ÉA : Vous avez beaucoup publié, et pour tous les publics. Est-ce difficile de se mettre "au niveau" des différents lectorats ? Est-ce aussi parfois frustrant de devoir se limiter à des notions de base alors que le sujet est tellement, tellement plus riche ? Je pense notamment à l'ouvrage 100 questions sur l'Égypte ancienne où vous relevez le défi de traiter en une page des questions complexes, comme "Y a-t-il un mystère des pyramides ?", ou polémiques comme "Pourquoi le buste de Nefertiti se trouve-t-il à Berlin ?"
FM : Changer de registre est ce j’apprécie particulièrement dans l’écriture. Ce n’est pas monotone. C’est un nouveau défi à chaque ouvrage. Pour “l’Égypte ancienne pour les nuls”, par exemple, il fallait trouver le ton juste, s’exprimer avec humour, comme le veut la collection, sans être triviale et surtout en conservant l’information. Je me suis beaucoup amusée à trouver des accroches, des titres et des parallèles avec notre époque. Dans un ouvrage comme “100 questions sur l’Égypte ancienne”, ce qui est intéressant, c’est de sélectionner les connaissances qui me semblent essentielles, mais aussi d’essayer de corriger quelques erreurs très répandues et répétées à l’infini. Extirper les clichés et les idées reçues est une tâche ardue !
ÉA : En 2007, vous publiez dans la prestigieuse collection "Les grands pharaons" (éditions Pygmalion - Flammarion) un ouvrage de près de 500 pages consacré à Thoumosis III et la corégence avec Hatchepsout. Ouvrage que vous remettez à jour en 2014 en tenant compte des découvertes archéologiques. Cela signifie-t-il que l'histoire de ce pharaon qui a vécu il y a 3500 ans continue de s'écrire aujourd'hui ?
FM : Heureusement, l’histoire n’est pas statique, sinon on s’ennuierait terriblement. Sans cesse de nouvelles découvertes archéologiques, des publications de documents ou de monuments connus, mais pas encore étudiés ou de manière incomplète, remettent en cause des hypothèses que l’on avait formulées. Une nouvelle édition est l’occasion de tenir compte des avancées de la recherche.
ÉA : Thoutmosis III (1479-1425 av. J.-C.) est associé au règne de la célèbre Hatchepsout. En tant que régente, a-t-elle réellement "brimé" son épanouissement ? Ou l'a-t-elle justement amené à se dépasser ?

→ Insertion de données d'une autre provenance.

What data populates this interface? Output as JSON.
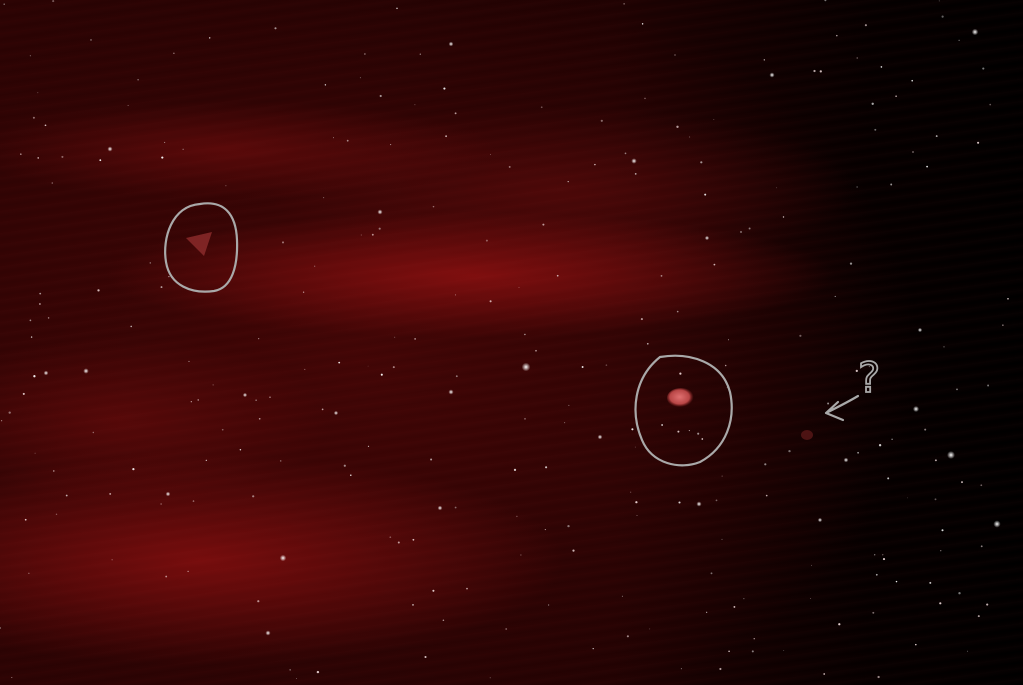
{
  "image": {
    "subject": "night-sky-photograph",
    "background_colors": {
      "glow": "#8a1010",
      "deep": "#2a0303",
      "sky_black": "#000000"
    }
  },
  "objects": [
    {
      "name": "triangular-object",
      "color": "#8a2a2a"
    },
    {
      "name": "oval-object",
      "color": "#c85050"
    },
    {
      "name": "faint-object",
      "color": "#5a1818"
    }
  ],
  "annotations": {
    "stroke_color": "#a9a9a9",
    "question_mark": "?"
  }
}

Détail du relief figurant Thoutmosis III au sommet d'un des obélisques érigés devant le IVe pylône de Karnak, aujourd'hui brisés. © Florence Maruéjol |
FM : Juste après la disparition d’Hatchepsout, Thoutmosis III mène avec brio la première des dix-sept campagnes qu’il mènera en Syrie-Palestine et qui rendront l’Égypte maîtresse d’un vaste territoire. Il faut croire que la reine l’a parfaitement formé à son métier de roi et de chef de guerre. La proscription de la souveraine qui intervient vingt ans après sa mort est liée à la conception de la royauté pharaonique. Thoutmosis III n’agit pas par vengeance. À la fin de ses campagnes militaires, il dresse le bilan de son règne et remet d’aplomb ce qui doit l’être. Il gomme la corégence et l’existence de deux pharaons sur le trône. Les vestiges du matériel funéraire d’Hatchepsout ne portent pas de trace de martelage de ses noms. Au fond de la tombe de la Vallée des Rois, loin des regards, il était inutile de les détruire. Si Thoutmosis III avait agi par vindicte, il n’aurait pas manqué de les faire effacer pour empêcher la reine de renaître dans l’au-delà.
ÉA : En proposant, via votre site internet, des milliers de photos liées à l'Égypte, vous conjuguez avec délectation vos deux passions ?
FM : La photographie est une autre manière de voir et d’observer les monuments et les objets. Il m’arrive souvent de voir des détails sur les photographies que je n’avais pas remarqués à l’œil nu.